And the winner is..
Berlusconi non sfonda, il PD tiene, l’antisarkozismo non paga, la maggioranza regge, l’astensione dilaga, smotta l’Spd, tracolla Zapatero, Verdi e Bloqo de izquierda in ascesa, Linke in stallo…Pasoch in rimonta.
Qualunque sia la formula scelta a definire il risultato elettorale, mi permetto di segnalare in aggunta alla nota, la vittoria del voto de panza, inutile che Scalfari si sbatta anticipando a sabato l’omelia – bellissima peraltro – della domenica sull’atteggiamento raziocinante da tenere al cospetto delle urne. Il voto – ma anche l’astensione – de panza, miete allori un po’ dovunque.
Qui da noi contiamo addirittura due formazioni de panza, entrambe a mordere il sedere rispettivamente agli schieramenti principali. Due risultati speculari, belli tondi, due contenitori in cui far convergere tutte le istanza emotive, i celodurismi, i voti di protesta e gl’istinti più bassi e inconfessabili dell’elettorato . L’offerta politica ne risulta così arricchita riuscendo i due partiti a coprire ogni tipo di esigenza. Per esempio uno vanta un'organizzazione storica collaudata e l’altro è più nuovo, più rustico, entrambi sono giustizialisti ma solo uno è xenofobo, solo uno è protezionista, solo uno è antiberlusconiano. solo uno è latentemente antieuropeista. Insomma il populismo e il sentimento pre-politico di casa nostra si scapriccia e può essere variamente rappresentato. A destra come a sinistra.

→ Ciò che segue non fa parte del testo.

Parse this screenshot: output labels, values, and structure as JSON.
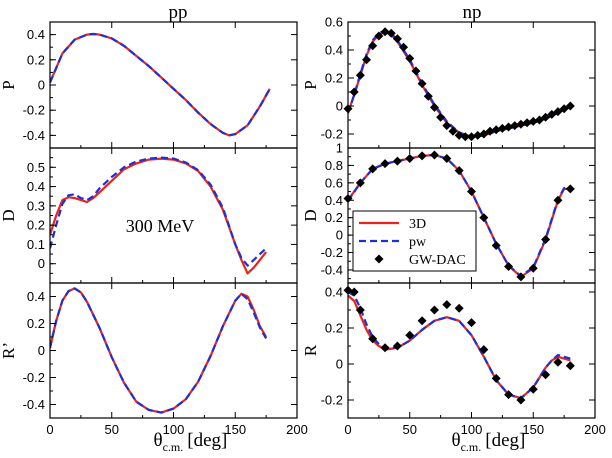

Vero è che di Europa si parla assai poco e se ai commentatori e ai politici, di qualunque risma, dell'Unione importa un fico secco, figuriamoci agli elettori che nella migliore delle ipotesi pensano a Strasburgo associandone la funzione alle complicanze della burocrazia, alla pizza col ragù che però sempre pizza si può chiamare o alla mancata tutela del ficofiorone .
Di qui la sfiducia nella possibilità dell’Europa stessa di far fronte a problemi più seri degl’impedimenti che incontra il vino fatto con i piedi. Vedi la crisi economica. E se la disillusione alimenta il dato astensionista, il disagio nondimeno penalizza i governi in carica nei singoli paesi e infine colpisce i partiti di sinistra eredi della tradizione socialdemocratica.
Ergo ne risulta favorita l'affermazione di forze euroscettiche, quando non xenofobe che fondano le loro fortune sulla paura da invasione barbarica e sul senso d’insicurezza che ne discende. Formazioni che non possono esser annoverate certo tra le fila della destra tradizionale cosidetta di governo. Prova ne è che i Tories inglesi – partito che non potrebbe mai riscuotere il mio consenso ma per il quale credo sia lecito nutrire una certa considerazione – stanno seriamente pensando di dar vita ad un gruppo a parte in seno al parlamento europeo. Conservatori va bene, populisti forcaioli e fascistoidi è un’altra storia.
Il disastro impone un mutamento di rotta, vedremo se la sinistra europea sarà in grado di fare conti definitivi con la crisi culturale e politica che investe la propria tradizionale impostazione socialdemocratica, oramai obsoleta e in rotta di collisione dalla caduta del muro in poi. Dopo trent’anni forse è il caso di chiudere quel tipo di partita avviando una stagione autenticamente riformista.
Ma per tornare all’orticello di casa la perdita del PD – 7% dei voti – quantunque siano note le direzioni che hanno preso – non può definirsi un risultato soddisfacente,non perchè ce la passiamo meglio che gli altri in Europa, portiamo in dote al futuro gruppo un discreto numero di eletti il che nulla toglie al risultato che è di evidente sconfitta.
Anche il PD ha da affrontare la sua battaglia politica e culturale.
Certo viene da sorridere che nel momento in cui si cercano consensi per vincere i ballottaggi, si facciano anche discorsi di lungo respiro su future (strutturali) alleanze. Ma questo fa parte di un costume politico improntato al senso dell’opportunità. Tutto non si può mica avere.
Al momento l’unico risultato di cui compiacersi è il silenzio – sono quasi tre giorni – del Premier. Che pace, pur nella disfatta.